La curiosidad por los interiores
La fascinación por conocer el interior de las casas de nuestros vecinos es una curiosidad innata que nos permite adentrarnos en lo más personal del ser humano. Intentar vislumbrar cómo viven o cómo han decorado su casa nuestros congéneres nos ayuda a conocer esa parte de su personalidad que no se muestra de forma consciente. En la sociedad actual, esta curiosidad se ha vuelto más elitista debido a la falta de espacios para recibir en las viviendas urbanas.

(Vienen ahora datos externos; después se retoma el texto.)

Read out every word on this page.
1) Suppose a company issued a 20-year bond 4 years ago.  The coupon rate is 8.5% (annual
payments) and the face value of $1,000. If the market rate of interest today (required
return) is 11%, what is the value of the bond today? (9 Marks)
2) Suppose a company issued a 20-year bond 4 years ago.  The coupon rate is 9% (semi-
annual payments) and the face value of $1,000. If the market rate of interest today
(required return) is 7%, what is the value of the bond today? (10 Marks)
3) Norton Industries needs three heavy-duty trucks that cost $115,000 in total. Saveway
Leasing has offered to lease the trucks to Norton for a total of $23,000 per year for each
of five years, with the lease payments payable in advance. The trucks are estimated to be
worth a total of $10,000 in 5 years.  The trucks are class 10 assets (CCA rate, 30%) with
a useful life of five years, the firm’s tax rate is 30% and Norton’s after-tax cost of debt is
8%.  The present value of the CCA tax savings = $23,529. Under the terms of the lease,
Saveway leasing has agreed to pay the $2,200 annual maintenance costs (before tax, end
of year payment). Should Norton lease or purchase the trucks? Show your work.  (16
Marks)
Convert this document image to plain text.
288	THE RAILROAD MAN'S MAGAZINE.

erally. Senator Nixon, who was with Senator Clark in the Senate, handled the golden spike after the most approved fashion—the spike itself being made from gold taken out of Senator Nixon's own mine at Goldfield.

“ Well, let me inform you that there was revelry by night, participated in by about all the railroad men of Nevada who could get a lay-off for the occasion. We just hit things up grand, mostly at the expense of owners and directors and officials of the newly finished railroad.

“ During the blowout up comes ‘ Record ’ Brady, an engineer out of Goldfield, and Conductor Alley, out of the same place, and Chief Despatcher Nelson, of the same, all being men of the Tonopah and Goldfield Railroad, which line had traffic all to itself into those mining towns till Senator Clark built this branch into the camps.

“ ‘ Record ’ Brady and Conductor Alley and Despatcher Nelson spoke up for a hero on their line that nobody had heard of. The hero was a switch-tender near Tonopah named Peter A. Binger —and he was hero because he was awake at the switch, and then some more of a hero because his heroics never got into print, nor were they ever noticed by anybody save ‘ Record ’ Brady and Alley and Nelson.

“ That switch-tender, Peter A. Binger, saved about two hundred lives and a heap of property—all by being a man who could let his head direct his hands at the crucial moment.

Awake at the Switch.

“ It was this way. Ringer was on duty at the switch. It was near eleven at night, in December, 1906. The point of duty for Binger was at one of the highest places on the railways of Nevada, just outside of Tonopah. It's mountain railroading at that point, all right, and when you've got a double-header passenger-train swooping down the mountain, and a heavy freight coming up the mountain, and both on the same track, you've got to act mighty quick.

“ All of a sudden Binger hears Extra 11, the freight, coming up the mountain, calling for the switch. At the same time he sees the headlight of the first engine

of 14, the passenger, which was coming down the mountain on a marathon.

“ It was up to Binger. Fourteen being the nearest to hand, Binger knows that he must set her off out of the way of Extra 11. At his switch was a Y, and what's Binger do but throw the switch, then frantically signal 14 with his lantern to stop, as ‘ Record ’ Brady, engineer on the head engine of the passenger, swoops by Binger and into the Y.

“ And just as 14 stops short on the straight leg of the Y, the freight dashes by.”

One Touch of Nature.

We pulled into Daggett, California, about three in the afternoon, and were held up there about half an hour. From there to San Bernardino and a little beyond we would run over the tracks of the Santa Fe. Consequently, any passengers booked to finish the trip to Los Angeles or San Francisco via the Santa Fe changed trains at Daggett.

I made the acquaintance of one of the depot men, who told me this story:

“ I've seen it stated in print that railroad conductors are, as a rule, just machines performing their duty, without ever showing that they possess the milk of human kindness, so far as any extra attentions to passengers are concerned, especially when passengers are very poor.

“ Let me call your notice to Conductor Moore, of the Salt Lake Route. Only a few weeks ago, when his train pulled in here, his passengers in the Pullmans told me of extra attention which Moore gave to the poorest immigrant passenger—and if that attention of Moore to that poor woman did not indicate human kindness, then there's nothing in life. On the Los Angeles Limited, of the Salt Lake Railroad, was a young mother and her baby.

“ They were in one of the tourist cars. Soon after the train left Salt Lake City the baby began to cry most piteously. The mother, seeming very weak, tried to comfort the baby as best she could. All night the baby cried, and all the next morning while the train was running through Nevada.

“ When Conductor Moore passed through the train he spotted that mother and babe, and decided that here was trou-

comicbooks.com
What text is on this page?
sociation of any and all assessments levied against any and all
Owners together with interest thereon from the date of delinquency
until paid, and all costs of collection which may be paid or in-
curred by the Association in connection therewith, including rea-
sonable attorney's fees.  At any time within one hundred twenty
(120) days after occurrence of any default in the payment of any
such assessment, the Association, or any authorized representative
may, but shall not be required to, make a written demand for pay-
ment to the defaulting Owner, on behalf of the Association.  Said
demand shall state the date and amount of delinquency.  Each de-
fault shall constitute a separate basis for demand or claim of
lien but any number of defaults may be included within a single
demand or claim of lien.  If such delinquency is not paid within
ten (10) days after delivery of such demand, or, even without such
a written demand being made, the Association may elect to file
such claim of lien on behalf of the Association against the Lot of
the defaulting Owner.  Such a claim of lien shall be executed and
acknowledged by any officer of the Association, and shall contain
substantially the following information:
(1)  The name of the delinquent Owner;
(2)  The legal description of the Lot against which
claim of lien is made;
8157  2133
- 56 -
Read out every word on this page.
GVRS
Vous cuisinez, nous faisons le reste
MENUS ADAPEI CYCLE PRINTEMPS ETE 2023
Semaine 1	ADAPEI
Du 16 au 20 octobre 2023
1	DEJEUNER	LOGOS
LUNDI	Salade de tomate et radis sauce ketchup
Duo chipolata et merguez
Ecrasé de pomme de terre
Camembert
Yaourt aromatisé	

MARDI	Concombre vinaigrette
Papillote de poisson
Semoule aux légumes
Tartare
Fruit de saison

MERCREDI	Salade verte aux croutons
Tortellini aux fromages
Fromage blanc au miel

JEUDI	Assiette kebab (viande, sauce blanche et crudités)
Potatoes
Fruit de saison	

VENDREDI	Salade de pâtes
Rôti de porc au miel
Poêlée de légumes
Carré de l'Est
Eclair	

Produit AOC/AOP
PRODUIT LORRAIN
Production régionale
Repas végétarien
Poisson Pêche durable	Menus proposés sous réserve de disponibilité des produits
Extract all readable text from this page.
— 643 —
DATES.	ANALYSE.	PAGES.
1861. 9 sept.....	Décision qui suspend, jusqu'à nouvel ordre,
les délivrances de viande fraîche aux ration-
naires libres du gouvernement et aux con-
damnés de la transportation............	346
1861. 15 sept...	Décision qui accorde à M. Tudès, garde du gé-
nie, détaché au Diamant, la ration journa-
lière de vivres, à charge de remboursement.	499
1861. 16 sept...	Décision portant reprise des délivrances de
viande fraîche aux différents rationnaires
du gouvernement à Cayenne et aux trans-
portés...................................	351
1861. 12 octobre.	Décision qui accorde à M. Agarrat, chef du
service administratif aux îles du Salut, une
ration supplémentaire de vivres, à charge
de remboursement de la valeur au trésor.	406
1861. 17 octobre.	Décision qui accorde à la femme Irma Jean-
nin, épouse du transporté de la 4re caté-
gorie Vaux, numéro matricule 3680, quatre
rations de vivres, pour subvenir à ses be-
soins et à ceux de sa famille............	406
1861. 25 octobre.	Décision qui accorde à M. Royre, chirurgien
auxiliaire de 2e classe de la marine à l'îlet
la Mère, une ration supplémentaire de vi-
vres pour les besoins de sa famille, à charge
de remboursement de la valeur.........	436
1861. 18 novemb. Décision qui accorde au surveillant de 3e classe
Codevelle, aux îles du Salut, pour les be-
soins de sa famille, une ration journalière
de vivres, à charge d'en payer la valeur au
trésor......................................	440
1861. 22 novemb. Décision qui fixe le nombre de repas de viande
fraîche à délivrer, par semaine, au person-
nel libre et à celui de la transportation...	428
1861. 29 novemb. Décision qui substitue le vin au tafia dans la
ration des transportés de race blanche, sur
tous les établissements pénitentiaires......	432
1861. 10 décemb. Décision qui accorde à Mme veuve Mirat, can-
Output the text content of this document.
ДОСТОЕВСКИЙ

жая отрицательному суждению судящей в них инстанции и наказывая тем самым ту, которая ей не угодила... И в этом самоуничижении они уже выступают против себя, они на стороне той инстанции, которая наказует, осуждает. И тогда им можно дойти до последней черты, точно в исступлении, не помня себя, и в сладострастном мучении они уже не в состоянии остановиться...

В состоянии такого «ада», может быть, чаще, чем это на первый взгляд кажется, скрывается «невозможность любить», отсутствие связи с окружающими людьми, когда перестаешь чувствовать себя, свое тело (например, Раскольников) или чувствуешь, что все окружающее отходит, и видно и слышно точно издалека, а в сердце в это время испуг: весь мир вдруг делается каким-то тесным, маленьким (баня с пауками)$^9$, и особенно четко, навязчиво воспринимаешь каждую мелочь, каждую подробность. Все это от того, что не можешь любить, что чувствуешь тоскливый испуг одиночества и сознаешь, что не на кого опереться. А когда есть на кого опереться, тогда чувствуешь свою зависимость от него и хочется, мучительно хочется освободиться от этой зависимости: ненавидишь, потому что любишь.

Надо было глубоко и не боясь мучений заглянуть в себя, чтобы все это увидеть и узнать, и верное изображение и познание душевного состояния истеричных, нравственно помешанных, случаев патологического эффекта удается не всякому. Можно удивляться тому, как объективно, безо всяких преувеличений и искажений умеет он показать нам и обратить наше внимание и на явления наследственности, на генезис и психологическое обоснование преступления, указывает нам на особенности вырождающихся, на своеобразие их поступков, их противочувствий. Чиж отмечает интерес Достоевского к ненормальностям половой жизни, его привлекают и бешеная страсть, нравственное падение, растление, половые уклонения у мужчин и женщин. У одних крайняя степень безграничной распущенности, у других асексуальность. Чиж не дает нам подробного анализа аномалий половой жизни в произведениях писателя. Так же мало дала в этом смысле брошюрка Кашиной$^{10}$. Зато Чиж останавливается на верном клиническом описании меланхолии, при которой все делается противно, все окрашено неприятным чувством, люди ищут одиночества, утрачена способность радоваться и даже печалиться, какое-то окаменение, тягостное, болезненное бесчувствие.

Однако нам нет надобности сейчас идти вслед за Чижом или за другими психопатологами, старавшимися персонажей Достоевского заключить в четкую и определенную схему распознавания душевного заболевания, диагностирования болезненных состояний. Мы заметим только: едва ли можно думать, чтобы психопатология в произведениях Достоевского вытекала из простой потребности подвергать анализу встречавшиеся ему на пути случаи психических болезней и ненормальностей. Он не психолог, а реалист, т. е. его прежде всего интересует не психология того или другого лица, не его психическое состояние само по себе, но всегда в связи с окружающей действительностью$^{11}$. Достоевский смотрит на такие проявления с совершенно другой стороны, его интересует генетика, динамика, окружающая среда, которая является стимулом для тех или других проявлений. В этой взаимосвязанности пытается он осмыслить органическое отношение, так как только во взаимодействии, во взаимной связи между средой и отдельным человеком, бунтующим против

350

La exposición de Hammershøi es un ejemplo de cómo los interiores pueden ser un reflejo de la personalidad de sus habitantes. Sus pinturas nos permiten descubrir los usos y costumbres de la época a través de escenas cotidianas. El artista danés se une a la tradición de los pintores nórdicos que reprodujeron espacios domésticos con gran detallismo.
La luz como protagonista
La luz es el elemento que da sentido a las pinturas de Hammershøi. La forma en que la luz entra por los vanos de sus interiores y se difunde en los espacios es una de las características más destacadas de su obra. El artista logra capturar la luz de manera sutil y natural, creando escenas que nos invitan a adentrarnos en su mundo.